Seemingly as semi-autobiographical with respect to Plaskett’s life today as was Ashtray Rock of his older teen years, the album manages to be personal and transfixing without ever seeming trite or self-indulgent.

This album, however, is a solo effort. Plaskett does welcome The Emergency on a few tracks, but more common guests this time around include female vocalists Rose Cousins and Ana Egge, Dale Murray of Cuff The Duke on pedal steel, David Christensen on sax, various East Coast musicians on tin whistles and fiddles, and even his dad Bill Plaskett on guitar and bouzouki.

In general, the first CD is the one with more country spices, the second is the fusion of East Coast strains with Plaskett pop, and the third is an amalgam. An equally general statement is that the album takes the listener through a homecoming, a road trip, a relationship shatter, and a return to geographical and personal roots.
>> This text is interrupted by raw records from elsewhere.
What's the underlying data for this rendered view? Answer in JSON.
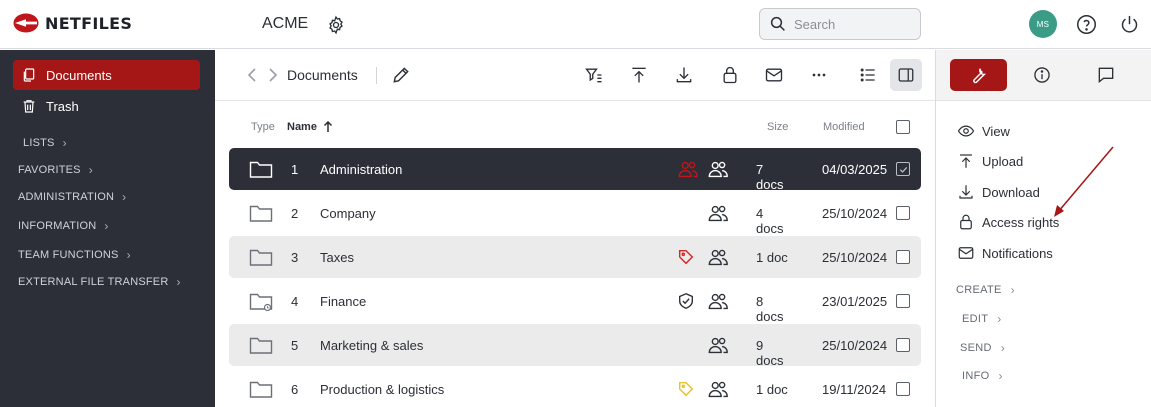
{
  "app": {
    "brand": "NETFILES",
    "org": "ACME"
  },
  "search": {
    "placeholder": "Search"
  },
  "user": {
    "initials": "MS"
  },
  "sidebar": {
    "items": [
      {
        "label": "Documents",
        "active": true
      },
      {
        "label": "Trash",
        "active": false
      }
    ],
    "sections": [
      "LISTS",
      "FAVORITES",
      "ADMINISTRATION",
      "INFORMATION",
      "TEAM FUNCTIONS",
      "EXTERNAL FILE TRANSFER"
    ]
  },
  "toolbar": {
    "breadcrumb": "Documents"
  },
  "table": {
    "headers": {
      "type": "Type",
      "name": "Name",
      "size": "Size",
      "modified": "Modified"
    },
    "rows": [
      {
        "num": "1",
        "name": "Administration",
        "size": "7 docs",
        "modified": "04/03/2025",
        "state": "selected",
        "badges": [
          "people-red-icon",
          "people-icon"
        ]
      },
      {
        "num": "2",
        "name": "Company",
        "size": "4 docs",
        "modified": "25/10/2024",
        "state": "plain",
        "badges": [
          "people-icon"
        ]
      },
      {
        "num": "3",
        "name": "Taxes",
        "size": "1 doc",
        "modified": "25/10/2024",
        "state": "shaded",
        "badges": [
          "tag-red-icon",
          "people-icon"
        ]
      },
      {
        "num": "4",
        "name": "Finance",
        "size": "8 docs",
        "modified": "23/01/2025",
        "state": "plain",
        "badges": [
          "shield-check-icon",
          "people-icon"
        ]
      },
      {
        "num": "5",
        "name": "Marketing & sales",
        "size": "9 docs",
        "modified": "25/10/2024",
        "state": "shaded",
        "badges": [
          "people-icon"
        ]
      },
      {
        "num": "6",
        "name": "Production & logistics",
        "size": "1 doc",
        "modified": "19/11/2024",
        "state": "plain",
        "badges": [
          "tag-yellow-icon",
          "people-icon"
        ]
      }
    ]
  },
  "panel": {
    "actions": [
      {
        "label": "View",
        "icon": "eye-icon"
      },
      {
        "label": "Upload",
        "icon": "upload-icon"
      },
      {
        "label": "Download",
        "icon": "download-icon"
      },
      {
        "label": "Access rights",
        "icon": "lock-icon"
      },
      {
        "label": "Notifications",
        "icon": "envelope-icon"
      }
    ],
    "sections": [
      "CREATE",
      "EDIT",
      "SEND",
      "INFO"
    ]
  },
  "colors": {
    "accent": "#a51716",
    "sidebar": "#2c2f38",
    "avatar": "#3a9c87",
    "arrow": "#a51716"
  }
}
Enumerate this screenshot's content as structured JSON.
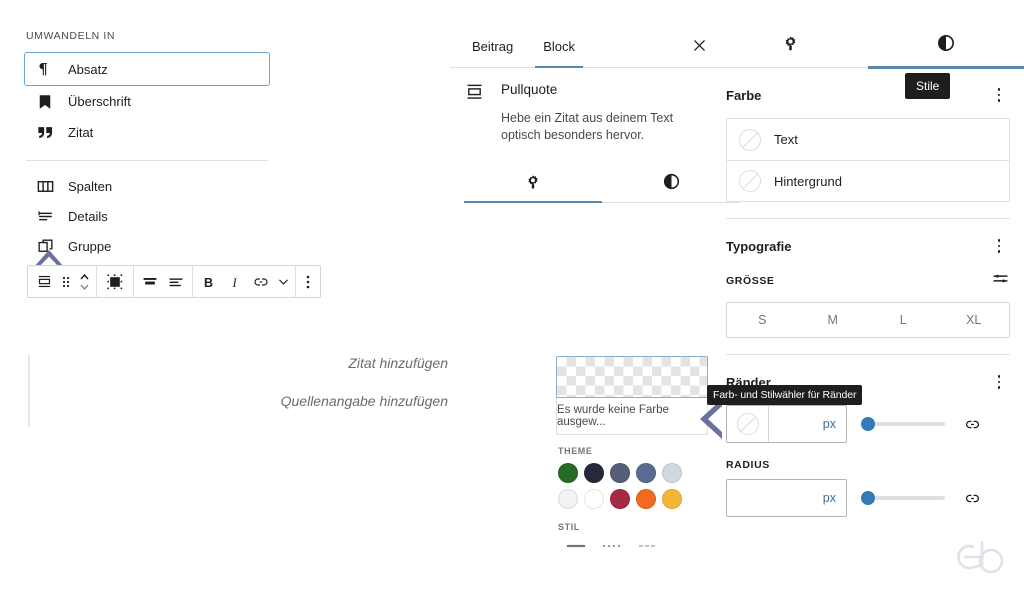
{
  "transform_menu": {
    "caption": "UMWANDELN IN",
    "group1": [
      {
        "label": "Absatz",
        "icon": "paragraph-pilcrow-icon",
        "selected": true
      },
      {
        "label": "Überschrift",
        "icon": "heading-bookmark-icon",
        "selected": false
      },
      {
        "label": "Zitat",
        "icon": "quote-marks-icon",
        "selected": false
      }
    ],
    "group2": [
      {
        "label": "Spalten",
        "icon": "columns-icon",
        "selected": false
      },
      {
        "label": "Details",
        "icon": "details-list-icon",
        "selected": false
      },
      {
        "label": "Gruppe",
        "icon": "group-stack-icon",
        "selected": false
      }
    ]
  },
  "block_toolbar": {
    "buttons": [
      {
        "name": "block-type-pullquote-icon",
        "label": "Pullquote"
      },
      {
        "name": "drag-handle-icon",
        "label": "Ziehen"
      },
      {
        "name": "move-up-down-icon",
        "label": "Verschieben"
      },
      {
        "name": "align-block-icon",
        "label": "Ausrichtung ändern"
      },
      {
        "name": "align-text-center-icon",
        "label": "Textausrichtung"
      },
      {
        "name": "align-text-left-icon",
        "label": "Textausrichtung links"
      },
      {
        "name": "bold-icon",
        "label": "B"
      },
      {
        "name": "italic-icon",
        "label": "I"
      },
      {
        "name": "link-icon",
        "label": "Link"
      },
      {
        "name": "chevron-down-icon",
        "label": "Mehr Formatierung"
      },
      {
        "name": "options-kebab-icon",
        "label": "Optionen"
      }
    ]
  },
  "canvas": {
    "quote_placeholder": "Zitat hinzufügen",
    "citation_placeholder": "Quellenangabe hinzufügen"
  },
  "sidebar": {
    "tabs": [
      {
        "label": "Beitrag",
        "active": false
      },
      {
        "label": "Block",
        "active": true
      }
    ],
    "close_icon": "close-icon",
    "inspector_tabs": [
      {
        "icon": "settings-gear-icon",
        "active": false,
        "tooltip": "Einstellungen"
      },
      {
        "icon": "styles-contrast-icon",
        "active": true,
        "tooltip": "Stile"
      }
    ]
  },
  "block_card": {
    "icon": "pullquote-block-icon",
    "title": "Pullquote",
    "description": "Hebe ein Zitat aus deinem Text optisch besonders hervor.",
    "tabs": [
      {
        "icon": "settings-gear-icon",
        "active": true
      },
      {
        "icon": "styles-contrast-icon",
        "active": false
      }
    ]
  },
  "inspector": {
    "color": {
      "title": "Farbe",
      "kebab": "options-kebab-icon",
      "rows": [
        {
          "label": "Text",
          "swatch": "no-color-icon"
        },
        {
          "label": "Hintergrund",
          "swatch": "no-color-icon"
        }
      ]
    },
    "typography": {
      "title": "Typografie",
      "kebab": "options-kebab-icon",
      "size_label": "GRÖSSE",
      "size_toggle_icon": "custom-size-sliders-icon",
      "sizes": [
        "S",
        "M",
        "L",
        "XL"
      ],
      "selected_size": null
    },
    "borders": {
      "title": "Ränder",
      "kebab": "options-kebab-icon",
      "width_unit": "px",
      "width_value": "",
      "width_swatch": "no-color-icon",
      "link_icon": "link-sides-icon",
      "radius_label": "RADIUS",
      "radius_unit": "px",
      "radius_value": "",
      "radius_link_icon": "link-corners-icon"
    }
  },
  "color_picker": {
    "no_color_text": "Es wurde keine Farbe ausgew...",
    "theme_label": "THEME",
    "theme_colors": [
      "#256b23",
      "#252939",
      "#555d77",
      "#5b6a91",
      "#d3d8e0",
      "#f1f2f3",
      "#ffffff",
      "#a62946",
      "#f26a21",
      "#f4b53b"
    ],
    "style_label": "STIL",
    "styles": [
      "solid",
      "dotted",
      "dashed"
    ]
  },
  "tooltips": {
    "stile": "Stile",
    "raender": "Farb- und Stilwähler für Ränder"
  },
  "watermark": {
    "text": "eb"
  },
  "colors": {
    "accent": "#5b87ad",
    "slider": "#337ab7",
    "cursor_arrow": "#6b70a0",
    "link_text": "#3a6f9a"
  }
}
Musically, the material ranges from solo acoustic reflections and homeshopped songs with drum machines fused with musicians on the one hand to more fully developed excursions on the other. The latter range from slick pop akin to Plaskett’s 2005 solo album La De Da to his harder-edged hooks with The Emergency.

Plaskett is incredibly gifted, incredibly prolific and incredibly true to himself as a musician. Three proves this again – and again – and again.

Fredericton-based freelance writer Wilfred Langmaid has reviewed albums in The Daily Gleaner since 1981, and is a past judge for both the Junos and the East Coast Music Awards. His column appears each Saturday.